On my journey across the Pacific to a faraway land which I have long dreamed of visiting, I found myself lost in a sea of culture. Japan, an island nation in East Asia, was not only full of people eating their traditional cuisine but people deeply rooted in their culture, ideology, customs, and history. Finally I would be able to put into practice the language that I studied for the last four years of high school.

Although I have traveled abroad before, this time was quite different. It was totally new. With bags in hand, I boarded the plane somewhat anxious and slightly apprehensive. I questioned what I was getting myself into. Nonetheless, I continued boarding with the many other passengers to include the party of students I had recently met. My preconceived notions of a seemingly more traditional Japan rooted in the past as portrayed on American television was short lived. Through this program, I came to the realization that television portrayals are most often inaccurate. Japan has an ever-intertwined historical and present culture that most foreigners do not have the opportunity to see. This epiphany brings forth the thought that America and Japan have more in common than one may think. Weather, food, and culture are particularly noteworthy for discussion in this paper.

Family and friends were excited to the opportunity to vicariously experience Japan through the eyes of this young teenager. General inquisitions involved questions like: what is the weather like, do they really use chopsticks all the time, and do they really bow instead of shaking hands? The reporting of a "super typhoon" on the weather channel caused concern and many inquiries from home during my initial departure. I explained to family and friends that the weather was very similar to the humid climate of the East Coast (Honshu being more humid) and the typhoon was not much different from tornadoes and thunderstorms that are very common during the summer months.  I enjoyed the food and the market experiences. I shopped for unique finds that I could not purchase in America. Although okay with me, the idea of eating plain rice at every meal instead of some other starch like potatoes, pasta, or bread was not appealing to most inquiring minds. Oddly enough, I was questioned about the custom of taking ones shoes off when entering the home. Although I am accustomed to this practice apparently other Americans are not. The reactions varied from those who do not like the idea because of the possibility of foot fungus to others who think the practice is worthy of adopting.
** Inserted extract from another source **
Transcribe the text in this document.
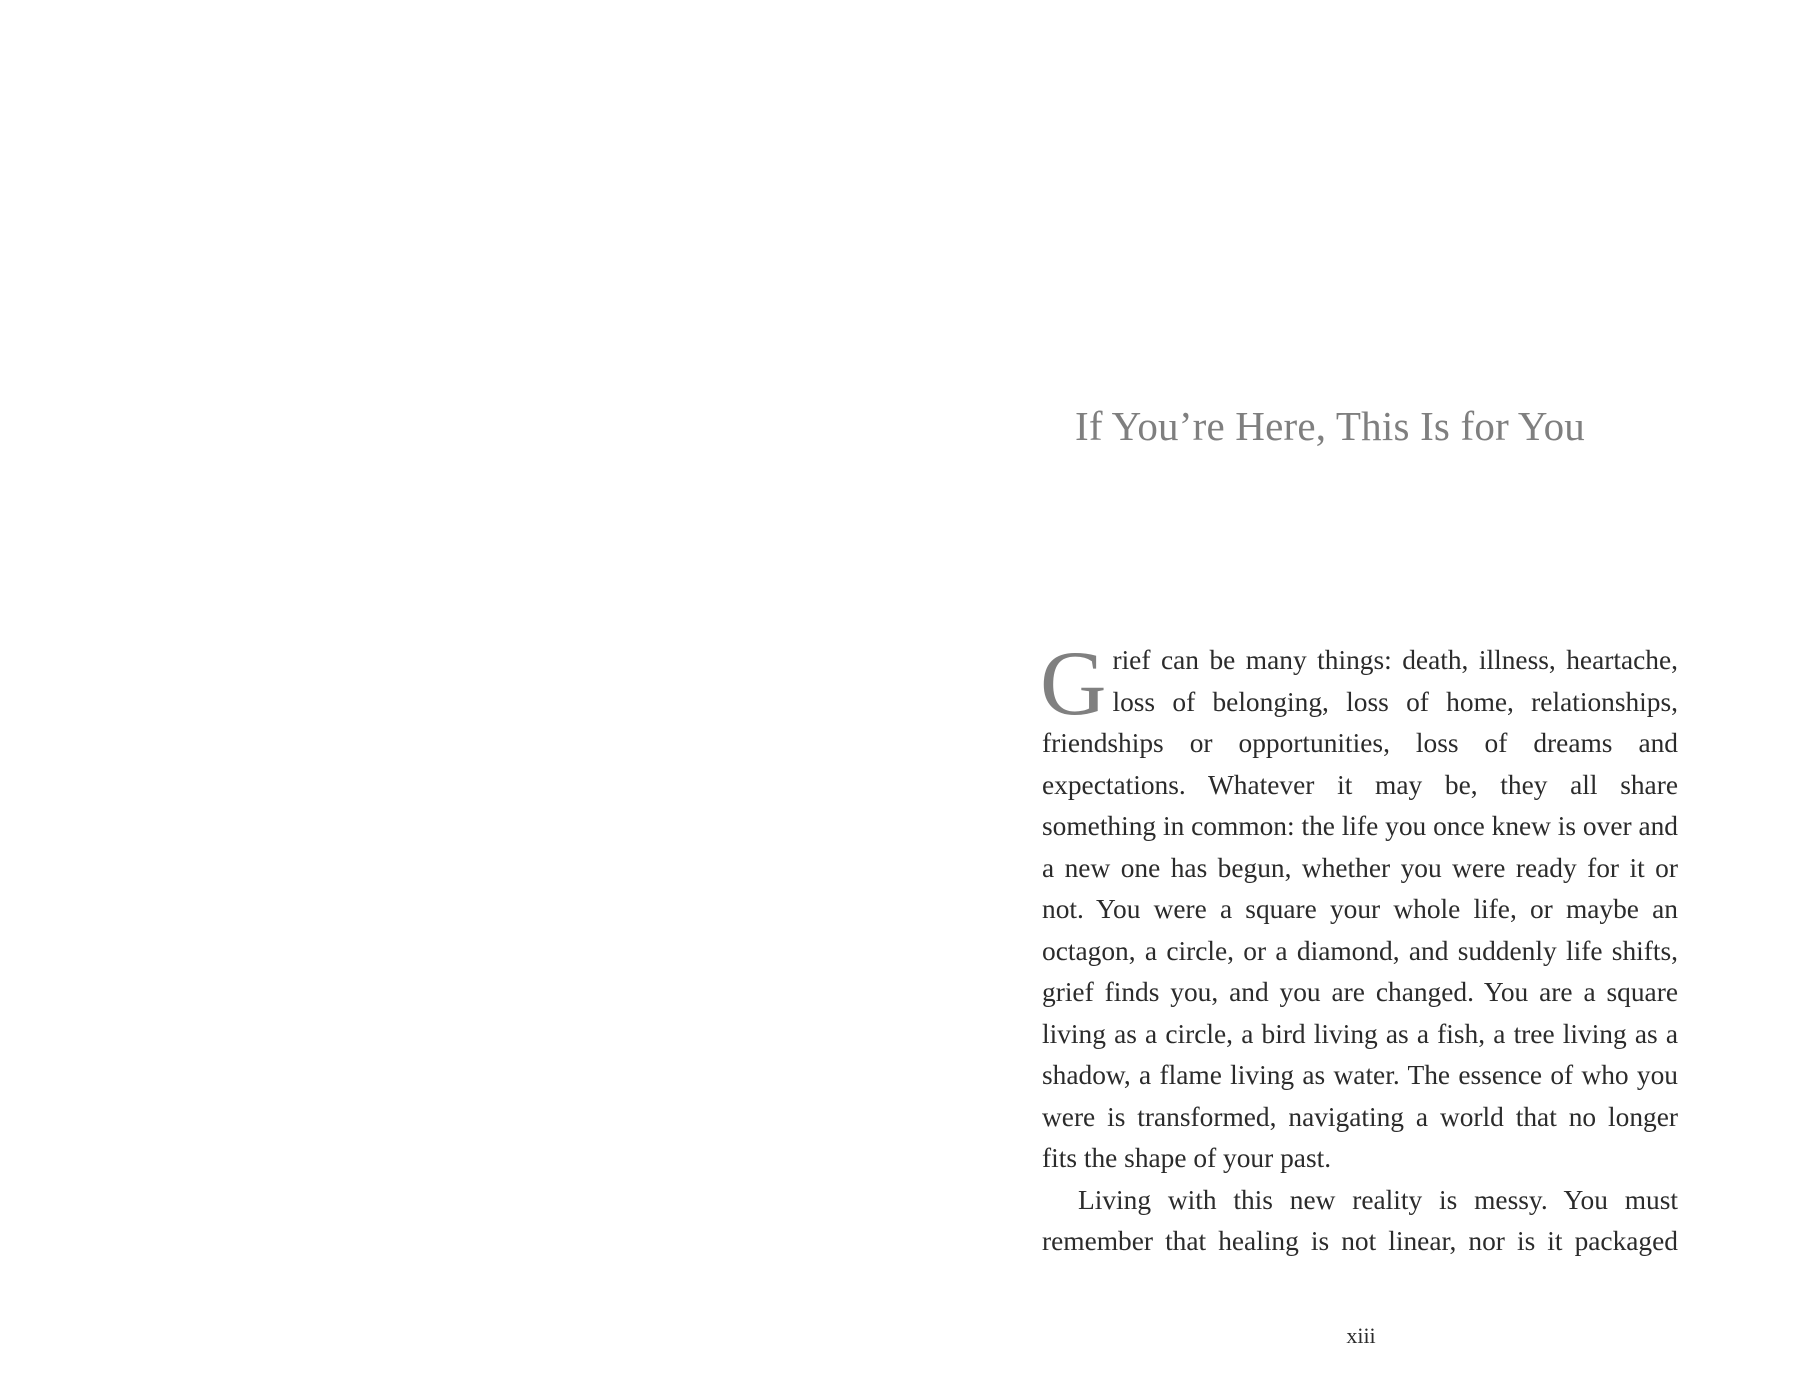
If You’re Here, This Is for You

Grief can be many things: death, illness, heartache, loss of belonging, loss of home, relationships, friendships or opportunities, loss of dreams and expectations. Whatever it may be, they all share something in common: the life you once knew is over and a new one has begun, whether you were ready for it or not. You were a square your whole life, or maybe an octagon, a circle, or a diamond, and suddenly life shifts, grief finds you, and you are changed. You are a square living as a circle, a bird living as a fish, a tree living as a shadow, a flame living as water. The essence of who you were is transformed, navigating a world that no longer fits the shape of your past.

Living with this new reality is messy. You must remember that healing is not linear, nor is it packaged

xiii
JET-MIP served as a way for me to increase my experience in the Japanese language while helping me meet lifelong friends both American and Japanese that share similar interests in both cultures. Overall the program was very worthwhile and fun; the experience I gained, the friends I made, and the things I learned will stay with me for life as well as help me in my future relations with Japan and its people.

America has a great amount of history with European countries because of wars, treaties, and conventions, and as nationalities, cultures and ethnicities of these nations fused together.  Over the years, the societal norm has been to learn "practical" languages like Spanish, French, or German - European languages and Japan was excluded. Although we have a lack of interpersonal relations that does not mean that we cannot increase our relations.
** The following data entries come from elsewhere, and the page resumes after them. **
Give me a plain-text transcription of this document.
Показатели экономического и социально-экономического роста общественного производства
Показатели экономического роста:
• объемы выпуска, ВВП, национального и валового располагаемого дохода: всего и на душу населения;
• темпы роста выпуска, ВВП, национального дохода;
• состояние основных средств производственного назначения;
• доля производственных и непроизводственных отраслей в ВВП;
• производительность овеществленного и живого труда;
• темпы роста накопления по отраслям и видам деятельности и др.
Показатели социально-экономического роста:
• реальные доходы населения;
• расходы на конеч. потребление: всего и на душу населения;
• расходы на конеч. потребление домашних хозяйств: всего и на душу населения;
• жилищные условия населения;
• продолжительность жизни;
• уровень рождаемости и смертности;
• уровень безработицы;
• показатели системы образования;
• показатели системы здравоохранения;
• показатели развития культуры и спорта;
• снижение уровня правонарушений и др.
Although I studied Japanese in high school for the past four years, the JET-MIP trip served as an excellent real world introduction to the Japanese learning experience as I begin my first semester of higher education. This fall I am taking Japanese 110, a Japanese language and culture class, at George Mason University. I am also taking three Asian culture classes featuring Japanese religion and philosophy with plans of eventually transferring to a college where Japanese language and literature are offered as a major. My dream is to become a Japanese instructor in the United States, a teacher in Japan, or a translator of some kind.
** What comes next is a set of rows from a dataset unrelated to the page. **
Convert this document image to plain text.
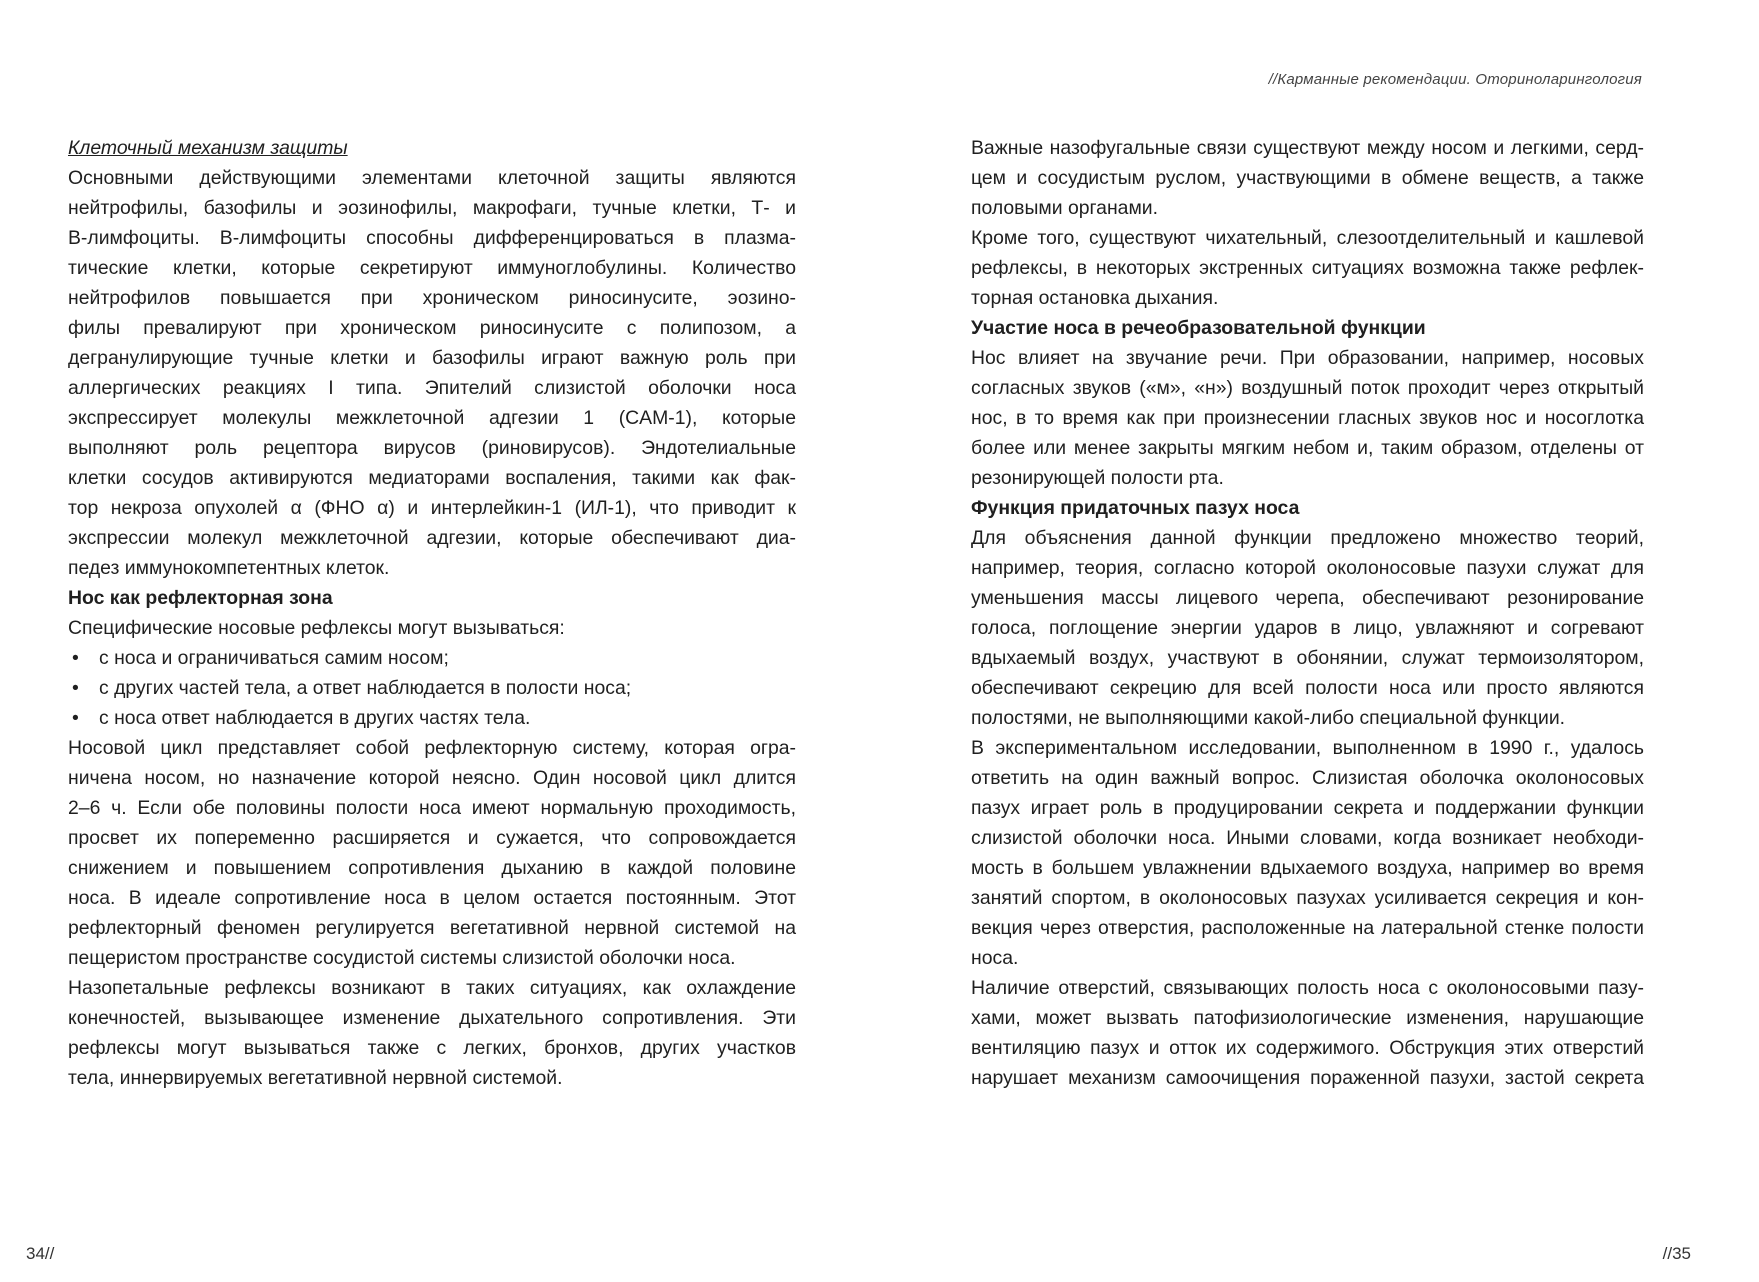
Клеточный механизм защиты
Основными действующими элементами клеточной защиты являются
нейтрофилы, базофилы и эозинофилы, макрофаги, тучные клетки, Т- и
В-лимфоциты. В-лимфоциты способны дифференцироваться в плазма-
тические клетки, которые секретируют иммуноглобулины. Количество
нейтрофилов повышается при хроническом риносинусите, эозино-
филы превалируют при хроническом риносинусите с полипозом, а
дегранулирующие тучные клетки и базофилы играют важную роль при
аллергических реакциях I типа. Эпителий слизистой оболочки носа
экспрессирует молекулы межклеточной адгезии 1 (CAM-1), которые
выполняют роль рецептора вирусов (риновирусов). Эндотелиальные
клетки сосудов активируются медиаторами воспаления, такими как фак-
тор некроза опухолей α (ФНО α) и интерлейкин-1 (ИЛ-1), что приводит к
экспрессии молекул межклеточной адгезии, которые обеспечивают диа-
педез иммунокомпетентных клеток.
Нос как рефлекторная зона
Специфические носовые рефлексы могут вызываться:
• с носа и ограничиваться самим носом;
• с других частей тела, а ответ наблюдается в полости носа;
• с носа ответ наблюдается в других частях тела.
Носовой цикл представляет собой рефлекторную систему, которая огра-
ничена носом, но назначение которой неясно. Один носовой цикл длится
2–6 ч. Если обе половины полости носа имеют нормальную проходимость,
просвет их попеременно расширяется и сужается, что сопровождается
снижением и повышением сопротивления дыханию в каждой половине
носа. В идеале сопротивление носа в целом остается постоянным. Этот
рефлекторный феномен регулируется вегетативной нервной системой на
пещеристом пространстве сосудистой системы слизистой оболочки носа.
Назопетальные рефлексы возникают в таких ситуациях, как охлаждение
конечностей, вызывающее изменение дыхательного сопротивления. Эти
рефлексы могут вызываться также с легких, бронхов, других участков
тела, иннервируемых вегетативной нервной системой.
34//
//Карманные рекомендации. Оториноларингология
Важные назофугальные связи существуют между носом и легкими, серд-
цем и сосудистым руслом, участвующими в обмене веществ, а также
половыми органами.
Кроме того, существуют чихательный, слезоотделительный и кашлевой
рефлексы, в некоторых экстренных ситуациях возможна также рефлек-
торная остановка дыхания.
Участие носа в речеобразовательной функции
Нос влияет на звучание речи. При образовании, например, носовых
согласных звуков («м», «н») воздушный поток проходит через открытый
нос, в то время как при произнесении гласных звуков нос и носоглотка
более или менее закрыты мягким небом и, таким образом, отделены от
резонирующей полости рта.
Функция придаточных пазух носа
Для объяснения данной функции предложено множество теорий,
например, теория, согласно которой околоносовые пазухи служат для
уменьшения массы лицевого черепа, обеспечивают резонирование
голоса, поглощение энергии ударов в лицо, увлажняют и согревают
вдыхаемый воздух, участвуют в обонянии, служат термоизолятором,
обеспечивают секрецию для всей полости носа или просто являются
полостями, не выполняющими какой-либо специальной функции.
В экспериментальном исследовании, выполненном в 1990 г., удалось
ответить на один важный вопрос. Слизистая оболочка околоносовых
пазух играет роль в продуцировании секрета и поддержании функции
слизистой оболочки носа. Иными словами, когда возникает необходи-
мость в большем увлажнении вдыхаемого воздуха, например во время
занятий спортом, в околоносовых пазухах усиливается секреция и кон-
векция через отверстия, расположенные на латеральной стенке полости
носа.
Наличие отверстий, связывающих полость носа с околоносовыми пазу-
хами, может вызвать патофизиологические изменения, нарушающие
вентиляцию пазух и отток их содержимого. Обструкция этих отверстий
нарушает механизм самоочищения пораженной пазухи, застой секрета
//35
Soldiers are routinely commended for honorable service and sacrifice to the country they serve, particularly American soldiers who serve abroad. Like those soldiers, thank you Tayler and Montgomery for your sacrifice. Thank you for being ambassadors and laying a solid foundation for young Americans like myself and the group of friends I traveled with this summer. We aspire to not only learn the Japanese language but to use it for the greater good. This summer we not only had fun, but we also represented our country, America, with the same dedication and commitment that you showed. My only regret is that we couldn’t meet you in person. Like JETs, I hope to one day serve as a bridge between our two countries. I want to live abroad teaching and translating in English and Japanese. I want to be immersed in the culture like I’ve dreamed of the last four years.    

 

Nippon Through My Eyes Photo Submission

“Lunch at the Kagatsu”

Claire, Ella, Ryan, and I were looking for a ramen and/or somen shop but we had a mishap in translation so we ended up eating at a Kagetsu restaurant.

Eating a traditional Japanese meal is and watching the guy cook it was like a masterwork.